Politik der permanenten Nadelstiche
Pelosi scheint eine andere Strategie zu verfolgen. Sie will Trump die Lasten eines Enthebungsverfahrens aufbürden: Unzählige Anhörungen, Vorladungen, Aufforderungen zur Übergabe von Dokumenten. Ohne aber die politischen Risiken tragen zu müssen, die ein solches Verfahren auch für die Demokraten bringen würde. Ein Impeachment würde ohnehin mit hoher Wahrscheinlichkeit an der Senatsmehrheit der Republikaner scheitern. Warum also das Risiko eingehen, wenn man den Präsidenten auch so vor sich her treiben kann?
Wie sehr diese Nadelstich-Taktik schmerzt, zeigt das Beispiel Steuern: Mit ihrer Ausschussmehrheit forderten die Demokraten das Finanzministerium auf, Trumps Steuererklärungen herauszurücken. Zwei Ministerien – neben dem Finanz- auch das Justizressort – und Heerscharen von Juristen sind seit Tagen dabei, eine Strategie zu finden, um genau dies zu verhindern. Finanzminister Steven Mnuchin musste am Dienstag einen zehnseitigen Brief verfassen, um dem Parlament seine Sicht der Dinge vorzutragen und eine Fristverlängerung bis 6. Mai zu rechtfertigen.

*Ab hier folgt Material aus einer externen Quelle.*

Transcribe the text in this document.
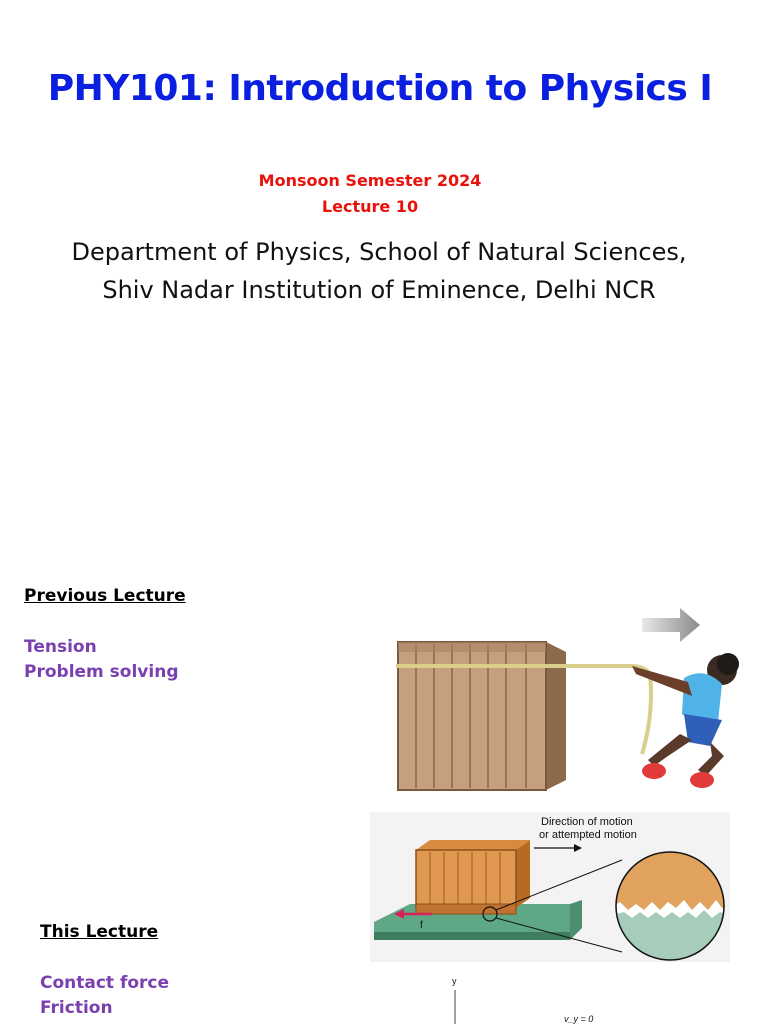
PHY101: Introduction to Physics I
Monsoon Semester 2024
Lecture 10
Department of Physics, School of Natural Sciences,
Shiv Nadar Institution of Eminence, Delhi NCR
Previous Lecture
Tension
Problem solving
This Lecture
Contact force
Friction
Direction of motion
or attempted motion
f
y
v_y = 0
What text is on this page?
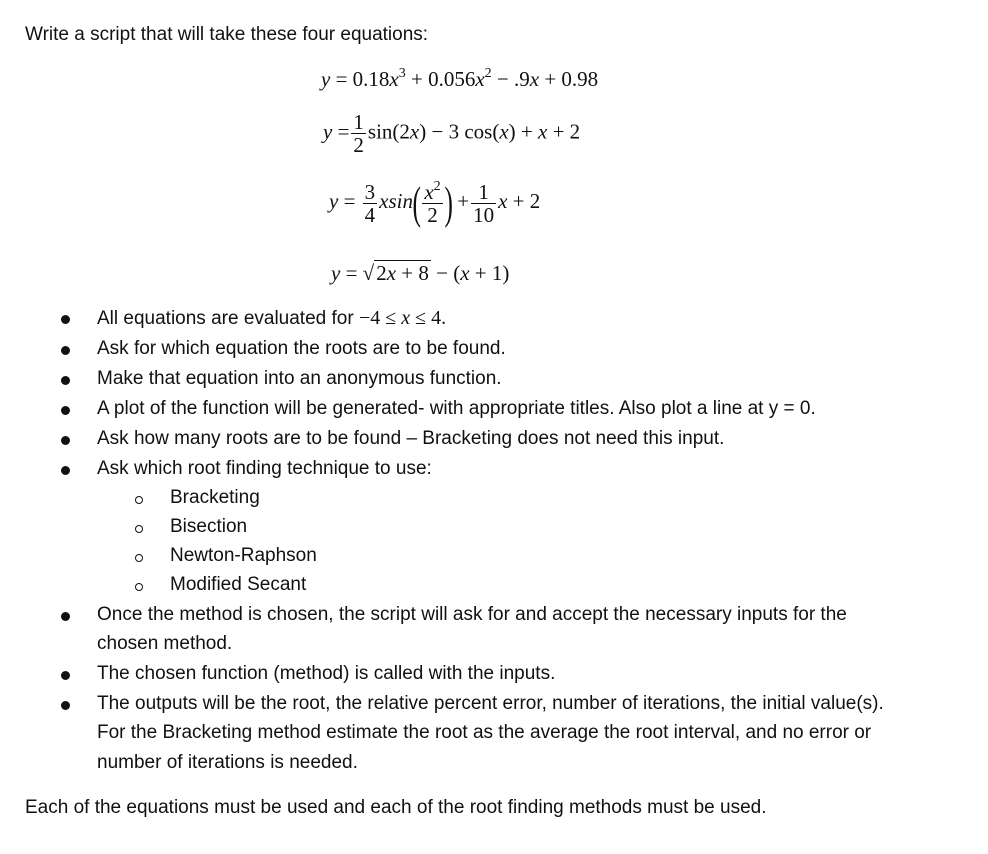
Write a script that will take these four equations:
$y = 0.18x^3 + 0.056x^2 - .9x + 0.98$
$y = \frac{1}{2} \sin(2x) - 3$ cos(x) + x + 2
$y = \frac{3}{4} xsin( \frac{x^2}{2}$ ) + $\frac{1}{10}$ x + 2
y = √2x + 8 − (x + 1)
All equations are evaluated for −4 ≤ x ≤ 4.
Ask for which equation the roots are to be found.
Make that equation into an anonymous function.
A plot of the function will be generated- with appropriate titles. Also plot a line at y = 0.
Ask how many roots are to be found – Bracketing does not need this input.
Ask which root finding technique to use:
Bracketing
Bisection
Newton-Raphson
Modified Secant
Once the method is chosen, the script will ask for and accept the necessary inputs for the
chosen method.
The chosen function (method) is called with the inputs.
The outputs will be the root, the relative percent error, number of iterations, the initial value(s).
For the Bracketing method estimate the root as the average the root interval, and no error or
number of iterations is needed.
Each of the equations must be used and each of the root finding methods must be used.
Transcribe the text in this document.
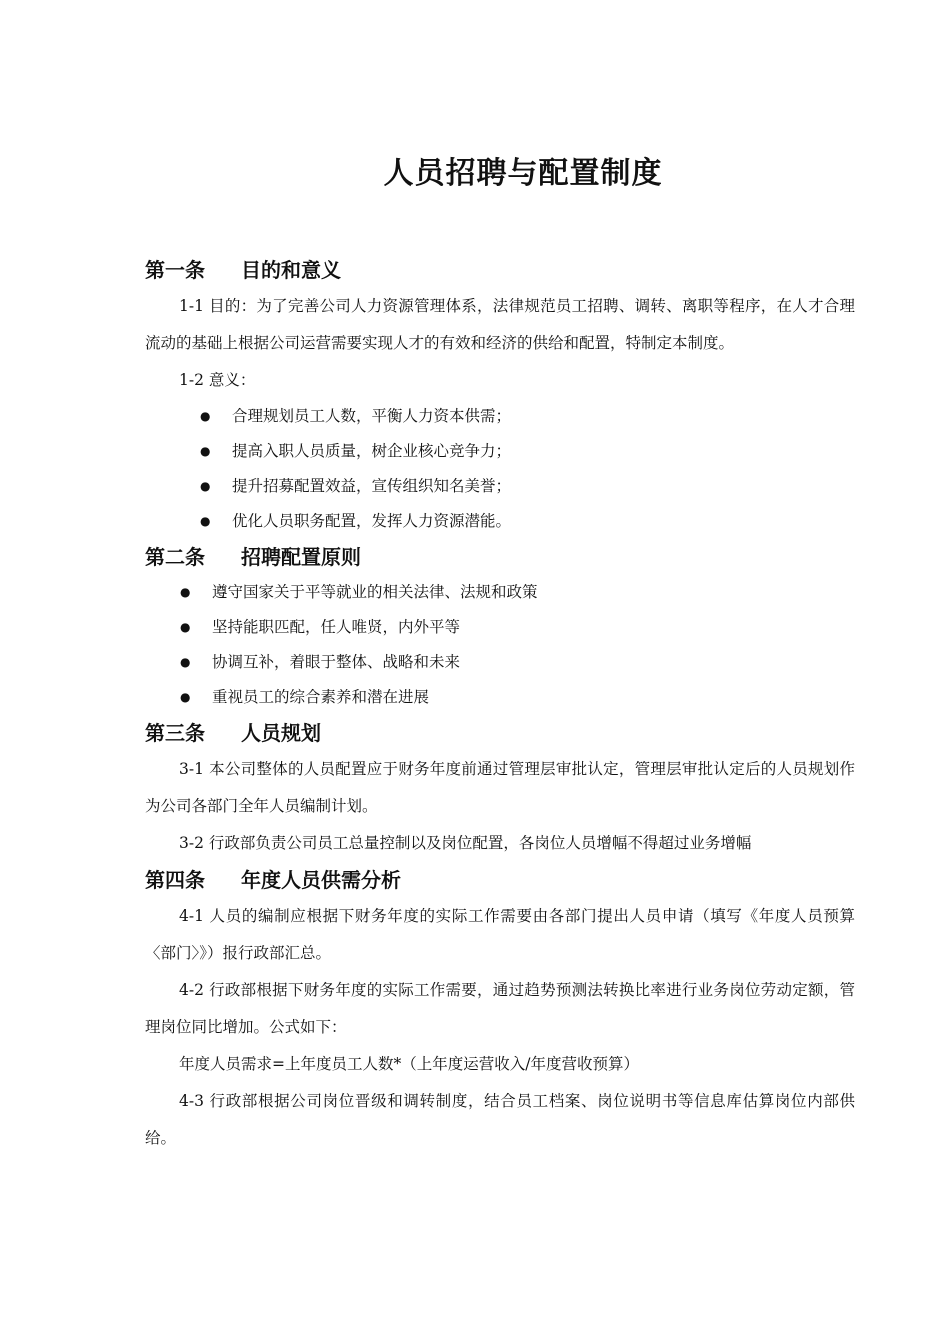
人员招聘与配置制度
第一条 目的和意义
1-1 目的：为了完善公司人力资源管理体系，法律规范员工招聘、调转、离职等程序，在人才合理流动的基础上根据公司运营需要实现人才的有效和经济的供给和配置，特制定本制度。
1-2 意义：
● 合理规划员工人数，平衡人力资本供需；
● 提高入职人员质量，树企业核心竞争力；
● 提升招募配置效益，宣传组织知名美誉；
● 优化人员职务配置，发挥人力资源潜能。
第二条 招聘配置原则
● 遵守国家关于平等就业的相关法律、法规和政策
● 坚持能职匹配，任人唯贤，内外平等
● 协调互补，着眼于整体、战略和未来
● 重视员工的综合素养和潜在进展
第三条 人员规划
3-1 本公司整体的人员配置应于财务年度前通过管理层审批认定，管理层审批认定后的人员规划作为公司各部门全年人员编制计划。
3-2 行政部负责公司员工总量控制以及岗位配置，各岗位人员增幅不得超过业务增幅
第四条 年度人员供需分析
4-1 人员的编制应根据下财务年度的实际工作需要由各部门提出人员申请（填写《年度人员预算〈部门〉》）报行政部汇总。
4-2 行政部根据下财务年度的实际工作需要，通过趋势预测法转换比率进行业务岗位劳动定额，管理岗位同比增加。公式如下：
年度人员需求=上年度员工人数*（上年度运营收入/年度营收预算）
4-3 行政部根据公司岗位晋级和调转制度，结合员工档案、岗位说明书等信息库估算岗位内部供给。
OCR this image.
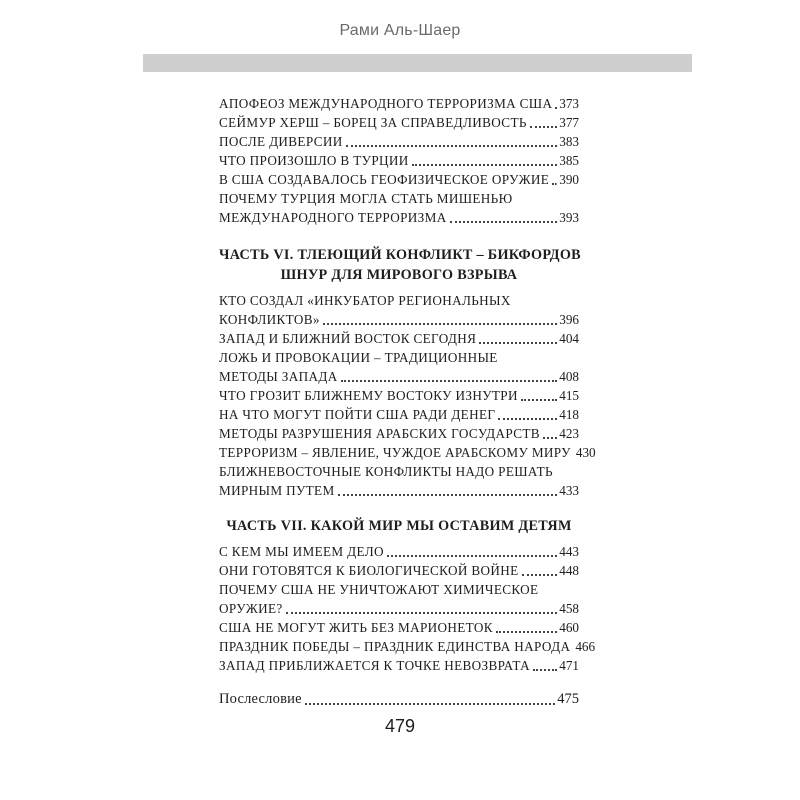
Рами Аль-Шаер
АПОФЕОЗ МЕЖДУНАРОДНОГО ТЕРРОРИЗМА США 373
СЕЙМУР ХЕРШ – БОРЕЦ ЗА СПРАВЕДЛИВОСТЬ 377
ПОСЛЕ ДИВЕРСИИ	383
ЧТО ПРОИЗОШЛО В ТУРЦИИ	385
В США СОЗДАВАЛОСЬ ГЕОФИЗИЧЕСКОЕ ОРУЖИЕ 390
ПОЧЕМУ ТУРЦИЯ МОГЛА СТАТЬ МИШЕНЬЮ
МЕЖДУНАРОДНОГО ТЕРРОРИЗМА	393
ЧАСТЬ VI. ТЛЕЮЩИЙ КОНФЛИКТ – БИКФОРДОВ
ШНУР ДЛЯ МИРОВОГО ВЗРЫВА
КТО СОЗДАЛ «ИНКУБАТОР РЕГИОНАЛЬНЫХ
КОНФЛИКТОВ»	396
ЗАПАД И БЛИЖНИЙ ВОСТОК СЕГОДНЯ	404
ЛОЖЬ И ПРОВОКАЦИИ – ТРАДИЦИОННЫЕ
МЕТОДЫ ЗАПАДА	408
ЧТО ГРОЗИТ БЛИЖНЕМУ ВОСТОКУ ИЗНУТРИ	415
НА ЧТО МОГУТ ПОЙТИ США РАДИ ДЕНЕГ	418
МЕТОДЫ РАЗРУШЕНИЯ АРАБСКИХ ГОСУДАРСТВ 423
ТЕРРОРИЗМ – ЯВЛЕНИЕ, ЧУЖДОЕ АРАБСКОМУ МИРУ 430
БЛИЖНЕВОСТОЧНЫЕ КОНФЛИКТЫ НАДО РЕШАТЬ
МИРНЫМ ПУТЕМ	433
ЧАСТЬ VII. КАКОЙ МИР МЫ ОСТАВИМ ДЕТЯМ
С КЕМ МЫ ИМЕЕМ ДЕЛО	443
ОНИ ГОТОВЯТСЯ К БИОЛОГИЧЕСКОЙ ВОЙНЕ	448
ПОЧЕМУ США НЕ УНИЧТОЖАЮТ ХИМИЧЕСКОЕ
ОРУЖИЕ?	458
США НЕ МОГУТ ЖИТЬ БЕЗ МАРИОНЕТОК	460
ПРАЗДНИК ПОБЕДЫ – ПРАЗДНИК ЕДИНСТВА НАРОДА 466
ЗАПАД ПРИБЛИЖАЕТСЯ К ТОЧКЕ НЕВОЗВРАТА 471
Послесловие	475
479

Ehemaliger Trump-Rechtsberater vorgeladen
Gleichzeitig lud der Justizausschuss des Abgeordnetenhauses den früheren Trump-Rechtsberater Donald McGahn vor – eine der Schlüsselfiguren bei den Mueller-Untersuchungen. McGahn hatte nach seinem Ausscheiden aus dem Weissen Haus intensiv mit Mueller zusammengearbeitet. Wenn er öffentlich und unter Eid im Ausschuss aussagen muss, könnten pikante Details aus dem Innenleben des Weissen Hauses zu Tage treten – vielleicht auch mehr.
Trump wehrt sich mit Händen und Füssen. Einen öffentlichen Auftritt McGahns wie auch aller weiteren derzeitigen und früheren Mitarbeiter des Weissen Hauses will er mit allen ihm zur Verfügung stehenden Mitteln verhindern. «Es gibt keinen Grund, weiter voranzugehen, besonders im Kongress, wo es sehr parteiisch zugeht» sagte er in einem Interview der «Washington Post» am Dienstag (Ortszeit). Eine Anhörung McGahns, live im Fernsehen und Internet übertragen, wäre ein politisches Spektakel, für das schon jetzt die Parallele zur Anhörung von Richard Nixons Berater John Dean in der Watergate-Affäre bemüht wird.
Das Eigenleben der Präsidentschaftsanwärter
Wenn die Demokraten das bis ins Wahljahr 2020 durchhalten, könnten sie grosse Teile des Regierungsapparates von ihrer eigentlichen Arbeit abhalten – und damit aus demokratischer Sicht Schaden begrenzen. Ganz ohne ein gefährliches Amtsenthebungsverfahren. Doch die Partei ist sich intern keinesfalls einig. Die bereits gekürten oder noch zu benennenden Präsidentschaftsanwärter führen ihr politisches Eigenleben.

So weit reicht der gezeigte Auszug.